Paula Broadwell says she's sorry

Former mistress of David Petraeus speaks out

CHARLOTTE, NC - The woman at the center of a scandal that helped bring down the director of the CIA said she is sorry about what happened.  Paula Broadwell told TV station WSOC in Charlotte that she regrets how her affair with David Petraeus affected others.

"I have remorse for the harm that this has caused, the sadness it has caused my family and other families," Broadwell said in the first sit down interview since the scandal broke six months ago.

Broadwell, who now works with charities involving veterans, said she credits her support network for keeping her afloat during the worst of the national publicity about her relationship with the former general.
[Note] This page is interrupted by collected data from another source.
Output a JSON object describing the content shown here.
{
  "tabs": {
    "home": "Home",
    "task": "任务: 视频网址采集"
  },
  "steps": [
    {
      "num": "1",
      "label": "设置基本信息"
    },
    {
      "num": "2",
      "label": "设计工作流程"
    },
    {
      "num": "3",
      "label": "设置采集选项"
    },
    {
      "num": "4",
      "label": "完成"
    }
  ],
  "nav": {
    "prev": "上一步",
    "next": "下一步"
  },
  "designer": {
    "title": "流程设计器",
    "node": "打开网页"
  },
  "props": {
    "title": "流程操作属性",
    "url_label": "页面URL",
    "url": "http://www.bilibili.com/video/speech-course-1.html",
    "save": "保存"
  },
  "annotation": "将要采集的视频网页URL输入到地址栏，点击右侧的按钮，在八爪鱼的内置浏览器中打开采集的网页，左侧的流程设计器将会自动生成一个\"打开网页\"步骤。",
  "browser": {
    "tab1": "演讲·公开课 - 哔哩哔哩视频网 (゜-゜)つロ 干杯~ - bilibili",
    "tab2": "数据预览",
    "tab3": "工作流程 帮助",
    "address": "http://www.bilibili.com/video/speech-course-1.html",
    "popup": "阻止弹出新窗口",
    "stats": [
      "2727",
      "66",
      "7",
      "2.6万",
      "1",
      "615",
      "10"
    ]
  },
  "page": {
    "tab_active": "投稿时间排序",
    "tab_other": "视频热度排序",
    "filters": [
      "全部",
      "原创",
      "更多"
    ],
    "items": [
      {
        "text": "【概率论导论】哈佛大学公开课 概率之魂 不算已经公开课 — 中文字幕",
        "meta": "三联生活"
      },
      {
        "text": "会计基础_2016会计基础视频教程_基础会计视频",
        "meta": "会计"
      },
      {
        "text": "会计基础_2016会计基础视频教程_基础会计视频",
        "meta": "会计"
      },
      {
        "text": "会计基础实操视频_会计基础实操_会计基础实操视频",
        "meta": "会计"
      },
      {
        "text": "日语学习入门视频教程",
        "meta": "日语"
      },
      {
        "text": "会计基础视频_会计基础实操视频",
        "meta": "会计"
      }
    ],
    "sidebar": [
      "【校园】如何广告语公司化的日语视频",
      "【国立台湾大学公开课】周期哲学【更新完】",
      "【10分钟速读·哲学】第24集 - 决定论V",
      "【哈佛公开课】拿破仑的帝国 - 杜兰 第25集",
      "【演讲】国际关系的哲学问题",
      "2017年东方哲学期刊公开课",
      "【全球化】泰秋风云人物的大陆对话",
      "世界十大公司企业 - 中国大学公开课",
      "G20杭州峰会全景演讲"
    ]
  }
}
"I'm very blessed.  Blessed with an awesome family, a wonderful community that's been a great part of my rehabilitation, if you will," Broadwell said.

"Even when you've made mistakes in life you can still contribute and pick up the stuff and move on."

The controversy started when Tampa socialite Jill Kelley complained to an acquaintance at the FBI that she was receiving threatening emails from Broadwell.  An investigation revealed that Petraeus was having an affair with Broadwell, and he would later submit his resignation to President Obama.

"I'm not focused on the past," Broadwell said.  "It was a devastating period for our family.  We still have some healing to do.  We're very focused on how can we continue to contribute and use this for the greater good to do something good in the next chapter," she said.

Broadwell credits her husband for providing much of the support, despite the affair.

The former U.S. Army Reserve intelligence officer said she now works closely with veterans groups like Purple Heart Homes and Patriot Charities.